From the sector perspective, the priority should be to make child accounts safe by default. Private messaging should be closed for children, spending limits should start from zero, loot box and random reward mechanics should be disabled in child accounts, advertisements should be separated by age, data collection should be minimized and algorithms should be opened to independent audit. The European Union’s Digital Services Act guidelines for 2025 also emphasize that privacy should be high by default, the impact of recommendation systems on children, blocking/muting tools and measures against harmful commercial practices should be taken.

From the family perspective, the basic approach should be to configure before banning. The child should not be given an adult account; a child account should be opened on every platform, age should be entered correctly, purchase approval should be activated, registered cards should be limited, voice chat and receiving messages from strangers should be turned off, in-game spending limits should be set, PEGI/ESRB warnings should be read and the game should be experienced together.
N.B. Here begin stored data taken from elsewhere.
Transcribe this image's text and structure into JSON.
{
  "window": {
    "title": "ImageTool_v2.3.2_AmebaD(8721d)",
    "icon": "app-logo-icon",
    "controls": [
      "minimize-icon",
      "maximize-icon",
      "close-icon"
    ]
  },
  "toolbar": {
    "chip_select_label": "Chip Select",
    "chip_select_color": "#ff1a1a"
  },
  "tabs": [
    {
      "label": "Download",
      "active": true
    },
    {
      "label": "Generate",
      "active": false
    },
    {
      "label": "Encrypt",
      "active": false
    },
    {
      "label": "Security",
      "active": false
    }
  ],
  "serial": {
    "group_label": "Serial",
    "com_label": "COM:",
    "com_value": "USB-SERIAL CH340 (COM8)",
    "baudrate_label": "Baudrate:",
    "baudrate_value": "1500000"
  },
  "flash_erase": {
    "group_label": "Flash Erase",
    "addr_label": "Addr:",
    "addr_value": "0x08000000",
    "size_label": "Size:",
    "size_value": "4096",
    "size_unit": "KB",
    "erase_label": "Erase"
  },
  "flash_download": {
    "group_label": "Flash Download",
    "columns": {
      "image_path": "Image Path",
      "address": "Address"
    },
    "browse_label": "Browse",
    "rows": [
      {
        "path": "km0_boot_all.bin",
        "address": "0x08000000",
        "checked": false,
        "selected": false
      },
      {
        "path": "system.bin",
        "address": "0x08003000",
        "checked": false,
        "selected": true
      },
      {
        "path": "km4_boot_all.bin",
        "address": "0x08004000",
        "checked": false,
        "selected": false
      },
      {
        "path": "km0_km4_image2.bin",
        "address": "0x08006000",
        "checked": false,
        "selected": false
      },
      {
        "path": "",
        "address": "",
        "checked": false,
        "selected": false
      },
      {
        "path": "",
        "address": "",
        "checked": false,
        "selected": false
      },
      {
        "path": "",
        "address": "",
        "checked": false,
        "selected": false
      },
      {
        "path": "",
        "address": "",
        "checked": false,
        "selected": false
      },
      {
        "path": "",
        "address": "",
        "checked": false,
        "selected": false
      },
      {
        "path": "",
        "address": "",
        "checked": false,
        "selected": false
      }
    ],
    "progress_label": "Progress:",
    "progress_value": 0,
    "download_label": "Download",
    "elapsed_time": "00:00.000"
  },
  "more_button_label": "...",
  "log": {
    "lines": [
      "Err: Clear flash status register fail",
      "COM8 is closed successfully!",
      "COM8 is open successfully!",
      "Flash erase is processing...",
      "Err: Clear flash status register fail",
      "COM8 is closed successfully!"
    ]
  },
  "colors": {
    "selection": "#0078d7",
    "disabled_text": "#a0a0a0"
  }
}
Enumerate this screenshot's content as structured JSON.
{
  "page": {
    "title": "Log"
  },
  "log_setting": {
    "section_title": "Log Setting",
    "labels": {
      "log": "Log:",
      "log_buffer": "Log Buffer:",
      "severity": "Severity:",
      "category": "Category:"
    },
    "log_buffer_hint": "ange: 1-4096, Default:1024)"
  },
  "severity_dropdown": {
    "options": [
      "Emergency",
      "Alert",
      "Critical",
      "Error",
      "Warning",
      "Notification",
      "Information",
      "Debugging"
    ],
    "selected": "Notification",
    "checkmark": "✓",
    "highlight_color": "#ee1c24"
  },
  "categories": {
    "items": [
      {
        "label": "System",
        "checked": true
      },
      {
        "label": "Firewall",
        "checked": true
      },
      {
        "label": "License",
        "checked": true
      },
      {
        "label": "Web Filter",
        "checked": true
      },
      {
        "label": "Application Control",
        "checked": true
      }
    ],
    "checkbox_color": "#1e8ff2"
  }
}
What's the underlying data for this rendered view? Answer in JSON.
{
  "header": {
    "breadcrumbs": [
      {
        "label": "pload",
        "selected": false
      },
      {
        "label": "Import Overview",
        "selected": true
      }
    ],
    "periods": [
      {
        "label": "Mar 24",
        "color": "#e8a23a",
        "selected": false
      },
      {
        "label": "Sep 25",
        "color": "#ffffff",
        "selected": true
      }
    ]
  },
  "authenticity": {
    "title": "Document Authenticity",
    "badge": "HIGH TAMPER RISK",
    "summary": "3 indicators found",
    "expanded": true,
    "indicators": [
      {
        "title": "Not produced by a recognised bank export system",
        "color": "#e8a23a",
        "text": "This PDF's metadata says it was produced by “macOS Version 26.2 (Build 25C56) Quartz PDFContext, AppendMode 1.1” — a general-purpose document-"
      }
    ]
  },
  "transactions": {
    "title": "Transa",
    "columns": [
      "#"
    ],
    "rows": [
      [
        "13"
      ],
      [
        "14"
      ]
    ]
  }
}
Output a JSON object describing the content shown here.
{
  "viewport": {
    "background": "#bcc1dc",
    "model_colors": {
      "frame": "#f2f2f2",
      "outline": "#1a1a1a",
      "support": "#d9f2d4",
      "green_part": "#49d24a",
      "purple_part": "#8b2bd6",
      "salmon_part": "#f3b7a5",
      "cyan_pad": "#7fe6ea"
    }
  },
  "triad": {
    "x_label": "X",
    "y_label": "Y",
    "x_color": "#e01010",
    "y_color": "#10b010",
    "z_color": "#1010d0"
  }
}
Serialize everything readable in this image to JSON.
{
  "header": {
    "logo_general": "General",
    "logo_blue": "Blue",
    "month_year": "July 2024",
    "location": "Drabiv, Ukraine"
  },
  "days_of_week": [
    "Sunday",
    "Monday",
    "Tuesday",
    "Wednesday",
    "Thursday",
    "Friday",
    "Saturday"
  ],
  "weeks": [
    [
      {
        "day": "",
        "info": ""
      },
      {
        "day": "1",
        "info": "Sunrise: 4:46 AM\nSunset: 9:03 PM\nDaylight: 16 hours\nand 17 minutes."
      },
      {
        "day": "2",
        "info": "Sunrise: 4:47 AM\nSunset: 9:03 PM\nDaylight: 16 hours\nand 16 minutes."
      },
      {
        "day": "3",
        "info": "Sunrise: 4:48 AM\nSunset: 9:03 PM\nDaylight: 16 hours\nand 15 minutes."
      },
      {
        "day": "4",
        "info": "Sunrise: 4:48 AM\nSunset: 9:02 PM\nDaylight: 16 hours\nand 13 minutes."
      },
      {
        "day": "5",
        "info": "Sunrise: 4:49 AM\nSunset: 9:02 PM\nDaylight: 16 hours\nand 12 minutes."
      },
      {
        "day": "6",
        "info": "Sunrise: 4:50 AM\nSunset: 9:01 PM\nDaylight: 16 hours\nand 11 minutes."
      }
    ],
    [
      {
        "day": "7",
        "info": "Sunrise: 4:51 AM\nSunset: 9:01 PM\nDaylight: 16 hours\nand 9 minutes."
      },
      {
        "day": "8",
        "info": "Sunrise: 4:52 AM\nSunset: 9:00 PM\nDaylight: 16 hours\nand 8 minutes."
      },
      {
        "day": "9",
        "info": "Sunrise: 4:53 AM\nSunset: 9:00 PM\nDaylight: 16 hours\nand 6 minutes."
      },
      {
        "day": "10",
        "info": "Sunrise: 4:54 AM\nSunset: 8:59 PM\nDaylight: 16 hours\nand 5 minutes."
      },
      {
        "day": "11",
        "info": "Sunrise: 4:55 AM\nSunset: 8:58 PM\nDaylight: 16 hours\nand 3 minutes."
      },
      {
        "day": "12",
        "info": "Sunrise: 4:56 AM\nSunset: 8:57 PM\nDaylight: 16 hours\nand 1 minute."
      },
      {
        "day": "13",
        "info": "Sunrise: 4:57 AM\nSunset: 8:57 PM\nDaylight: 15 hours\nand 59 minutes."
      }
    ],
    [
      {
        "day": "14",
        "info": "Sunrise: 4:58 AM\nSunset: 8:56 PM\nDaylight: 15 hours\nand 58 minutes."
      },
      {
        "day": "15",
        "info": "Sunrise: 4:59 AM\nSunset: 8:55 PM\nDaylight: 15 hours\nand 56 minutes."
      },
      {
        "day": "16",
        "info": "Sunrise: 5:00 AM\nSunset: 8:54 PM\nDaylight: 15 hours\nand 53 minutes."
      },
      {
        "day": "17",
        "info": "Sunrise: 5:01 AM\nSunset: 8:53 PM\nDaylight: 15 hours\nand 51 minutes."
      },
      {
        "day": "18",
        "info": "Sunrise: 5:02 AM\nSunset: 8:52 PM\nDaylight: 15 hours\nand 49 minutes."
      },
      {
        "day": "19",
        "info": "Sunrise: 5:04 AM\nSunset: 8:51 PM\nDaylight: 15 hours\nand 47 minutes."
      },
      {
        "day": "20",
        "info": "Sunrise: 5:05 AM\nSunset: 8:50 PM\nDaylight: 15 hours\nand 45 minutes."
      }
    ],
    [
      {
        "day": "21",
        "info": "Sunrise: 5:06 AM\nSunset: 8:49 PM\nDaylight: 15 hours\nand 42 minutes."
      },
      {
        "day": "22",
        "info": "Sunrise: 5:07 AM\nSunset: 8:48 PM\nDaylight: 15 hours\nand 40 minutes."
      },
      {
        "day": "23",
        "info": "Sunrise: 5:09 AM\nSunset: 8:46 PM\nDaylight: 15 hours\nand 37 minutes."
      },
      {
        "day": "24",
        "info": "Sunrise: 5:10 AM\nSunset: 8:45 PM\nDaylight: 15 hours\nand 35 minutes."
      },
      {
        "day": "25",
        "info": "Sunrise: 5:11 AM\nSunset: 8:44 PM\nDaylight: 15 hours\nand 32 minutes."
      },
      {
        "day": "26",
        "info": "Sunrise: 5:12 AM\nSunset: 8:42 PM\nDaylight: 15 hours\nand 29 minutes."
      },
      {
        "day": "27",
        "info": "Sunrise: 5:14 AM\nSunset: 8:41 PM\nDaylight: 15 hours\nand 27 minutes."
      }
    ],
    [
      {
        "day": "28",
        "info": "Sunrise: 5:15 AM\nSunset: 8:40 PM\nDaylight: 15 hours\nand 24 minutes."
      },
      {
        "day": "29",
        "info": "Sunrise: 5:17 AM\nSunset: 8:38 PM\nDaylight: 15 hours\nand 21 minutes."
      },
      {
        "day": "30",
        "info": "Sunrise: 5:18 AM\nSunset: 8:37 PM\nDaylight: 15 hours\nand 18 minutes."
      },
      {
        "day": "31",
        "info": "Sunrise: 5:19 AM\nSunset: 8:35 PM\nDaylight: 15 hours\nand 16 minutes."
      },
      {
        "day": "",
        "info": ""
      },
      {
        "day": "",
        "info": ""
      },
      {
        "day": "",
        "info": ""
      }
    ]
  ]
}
Most importantly, children should be given digital awareness with questions such as “why does this game call you back every day?”, “why is this package limited?”, “do you really know what will come out of this box?”

As a result, digital games are not harmful on their own; in fact, when chosen correctly, they can be valuable in terms of problem solving, coordination, socialization and creativity. The problem is that children are placed into an economy of money, data and attention designed for adults without sufficient protection. A safe gaming ecosystem is the shared responsibility not only of families but also of game companies, platforms, device manufacturers, regulatory institutions and the education system.

In this context, TUYAD holds an important position as one of the sector representatives that closely follows developments in digital games, broadcasting technologies, mobile and online platforms and end-user safety. TUYAD President Hayrettin Özaydın follows current studies regarding risks that children may encounter in digital environments, age restriction applications, family control systems and technological security solutions; he continues his contacts with relevant stakeholders and awareness activities for the sector to develop in a more conscious, safe and sustainable manner. TUYAD – Association of Telecommunications, Satellite and Electronics Industrialists and Businesspeople – continues to contribute to studies that will shed light on the future of the sector by emphasizing that the opportunities provided by technology should be handled together with user rights, child safety and social responsibility principles.